Media Image of Correspondent Banking in the US (1990-2022): An NLP-based Analysis.

Reputation is an important aspect that has a major impact on the performance of banks and the overall banking system, including correspondent banking. However, it can be difficult to measure and evaluate. Reputation and trust are particularly crucial elements of (not only) the entire financial world. One important player that contributes to the reputation of correspondent banking is the media, especially newspapers and economic periodicals. This paper analyses the media image of the different actors of correspondent banking and the relationship between it and other important influences in the US between 1990 and 2022.

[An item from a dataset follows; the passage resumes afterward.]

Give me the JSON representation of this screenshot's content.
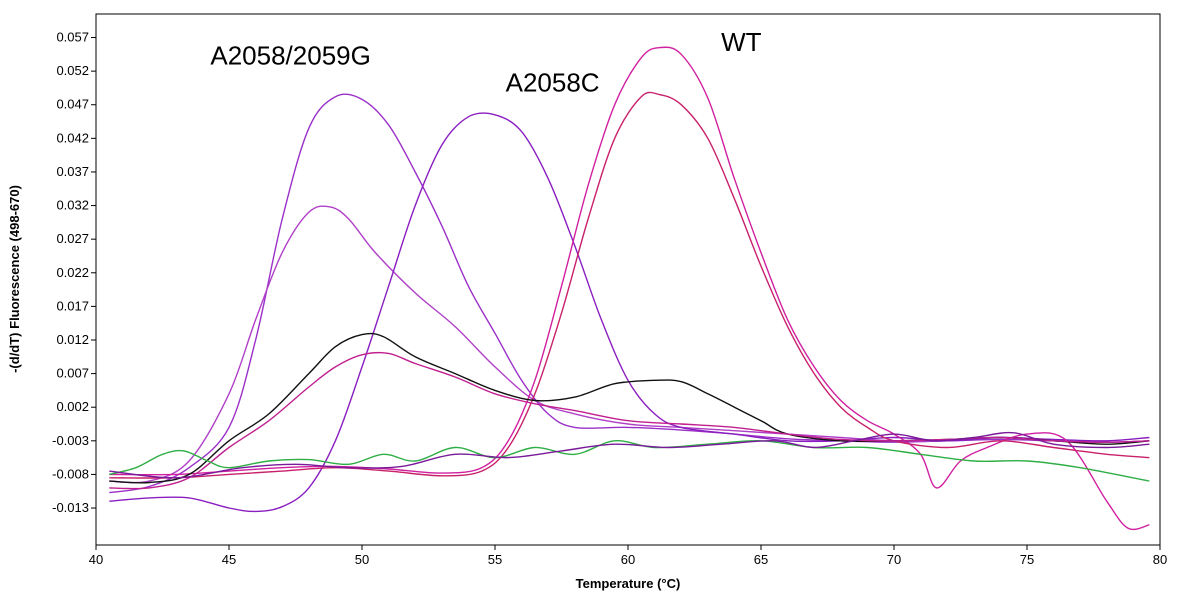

The study analyzes hundreds of articles from the most influential periodicals over the past 32 years using Natural Language Processing (NLP) techniques. The focus of the analysis is on content analysis, specifically sentiment analysis, and a comparison with the performance of correspondent banking. Archival sources, which include digital versions of newspapers, magazines, financial statements, annual reports, and earnings calls, are processed through OCR, and analyzed using Python programming and libraries such as NLTK, TextBlob, VADER, or Beautiful Soup. Major publications such as Reuters, Bloomberg, The Washington Post, The New York Times, The Herald (Everett), and The Capital are among the included sources.

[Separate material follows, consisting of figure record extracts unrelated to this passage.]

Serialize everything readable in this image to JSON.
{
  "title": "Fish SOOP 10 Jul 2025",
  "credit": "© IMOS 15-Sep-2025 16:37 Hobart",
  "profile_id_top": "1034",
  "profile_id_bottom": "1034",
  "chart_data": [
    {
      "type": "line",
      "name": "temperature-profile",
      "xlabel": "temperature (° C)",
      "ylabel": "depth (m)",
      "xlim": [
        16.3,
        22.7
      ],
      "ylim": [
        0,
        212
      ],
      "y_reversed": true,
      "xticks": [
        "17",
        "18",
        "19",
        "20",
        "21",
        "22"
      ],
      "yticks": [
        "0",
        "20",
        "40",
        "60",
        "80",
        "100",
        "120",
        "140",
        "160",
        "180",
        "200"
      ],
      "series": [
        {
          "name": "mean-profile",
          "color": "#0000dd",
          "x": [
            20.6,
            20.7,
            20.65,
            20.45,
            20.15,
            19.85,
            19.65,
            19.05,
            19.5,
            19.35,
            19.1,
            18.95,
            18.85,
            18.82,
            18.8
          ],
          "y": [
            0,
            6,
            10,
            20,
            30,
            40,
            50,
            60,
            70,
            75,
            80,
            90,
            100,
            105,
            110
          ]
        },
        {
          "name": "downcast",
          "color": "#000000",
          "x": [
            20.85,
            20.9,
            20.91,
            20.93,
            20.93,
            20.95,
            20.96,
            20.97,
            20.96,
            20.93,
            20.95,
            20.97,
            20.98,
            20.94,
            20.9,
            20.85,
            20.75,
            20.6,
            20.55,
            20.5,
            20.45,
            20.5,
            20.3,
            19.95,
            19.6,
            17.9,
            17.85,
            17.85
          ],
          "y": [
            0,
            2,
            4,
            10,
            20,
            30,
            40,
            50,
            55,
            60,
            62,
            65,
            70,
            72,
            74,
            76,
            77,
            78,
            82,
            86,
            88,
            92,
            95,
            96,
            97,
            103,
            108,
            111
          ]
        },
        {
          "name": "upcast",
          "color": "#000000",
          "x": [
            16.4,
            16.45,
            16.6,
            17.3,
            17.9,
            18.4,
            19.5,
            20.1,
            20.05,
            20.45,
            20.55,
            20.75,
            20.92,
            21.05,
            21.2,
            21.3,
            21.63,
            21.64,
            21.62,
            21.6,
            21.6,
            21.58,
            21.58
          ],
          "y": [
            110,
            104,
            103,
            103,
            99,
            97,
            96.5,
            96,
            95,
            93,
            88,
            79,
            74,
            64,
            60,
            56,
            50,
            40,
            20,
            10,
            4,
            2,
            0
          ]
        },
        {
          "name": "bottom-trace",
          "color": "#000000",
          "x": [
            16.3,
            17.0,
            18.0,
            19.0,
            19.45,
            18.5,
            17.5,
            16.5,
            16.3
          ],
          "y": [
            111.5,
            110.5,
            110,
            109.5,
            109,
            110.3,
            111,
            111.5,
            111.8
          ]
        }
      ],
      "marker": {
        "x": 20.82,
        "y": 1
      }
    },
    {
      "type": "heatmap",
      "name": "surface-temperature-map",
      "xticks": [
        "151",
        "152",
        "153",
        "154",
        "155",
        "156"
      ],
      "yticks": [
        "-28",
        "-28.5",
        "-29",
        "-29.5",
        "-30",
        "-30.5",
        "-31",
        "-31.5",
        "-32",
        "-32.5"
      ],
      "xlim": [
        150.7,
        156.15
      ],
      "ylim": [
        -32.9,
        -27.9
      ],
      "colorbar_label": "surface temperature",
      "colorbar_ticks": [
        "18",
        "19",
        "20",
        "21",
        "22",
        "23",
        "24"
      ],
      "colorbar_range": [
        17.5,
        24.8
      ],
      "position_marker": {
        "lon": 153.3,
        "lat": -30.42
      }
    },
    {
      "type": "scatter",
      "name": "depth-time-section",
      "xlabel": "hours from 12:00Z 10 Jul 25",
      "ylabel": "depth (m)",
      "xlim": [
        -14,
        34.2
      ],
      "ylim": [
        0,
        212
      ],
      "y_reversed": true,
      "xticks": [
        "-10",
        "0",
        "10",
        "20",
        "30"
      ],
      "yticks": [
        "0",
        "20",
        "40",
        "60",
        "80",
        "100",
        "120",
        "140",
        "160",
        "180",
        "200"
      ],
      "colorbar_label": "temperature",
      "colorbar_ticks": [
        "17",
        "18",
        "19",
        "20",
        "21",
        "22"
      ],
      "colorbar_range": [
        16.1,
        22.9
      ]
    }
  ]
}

The study also shows the strengths and limitations of NLP text data analysis. The principal advantages of the approach are the collection and analysis of enormous amounts of data. On the other hand, there are also risks of quantitative methods within historical sciences such as imprecision, incompleteness, lack of data, or confusion of correlation and causality. The findings, which are presented both in written and graphical form using Tableau, will provide valuable insights into the relationship between media image and cross-border financing.


NLP, Sentiment Analysis, Correspondent Banking, Economic Analysis, SWIFT, Cross-border payments

Petr Štěrba is a PhD student specializing in economic history at the Prague University of Economics and Business. He is also engaged in research in the field of text mining and alternative data analysis as part of his research at the Central Bank of the Czech Republic. Petr holds a master’s degree in Economic and Social History from Charles University, and has also completed a study visit at Northumbria University in the UK.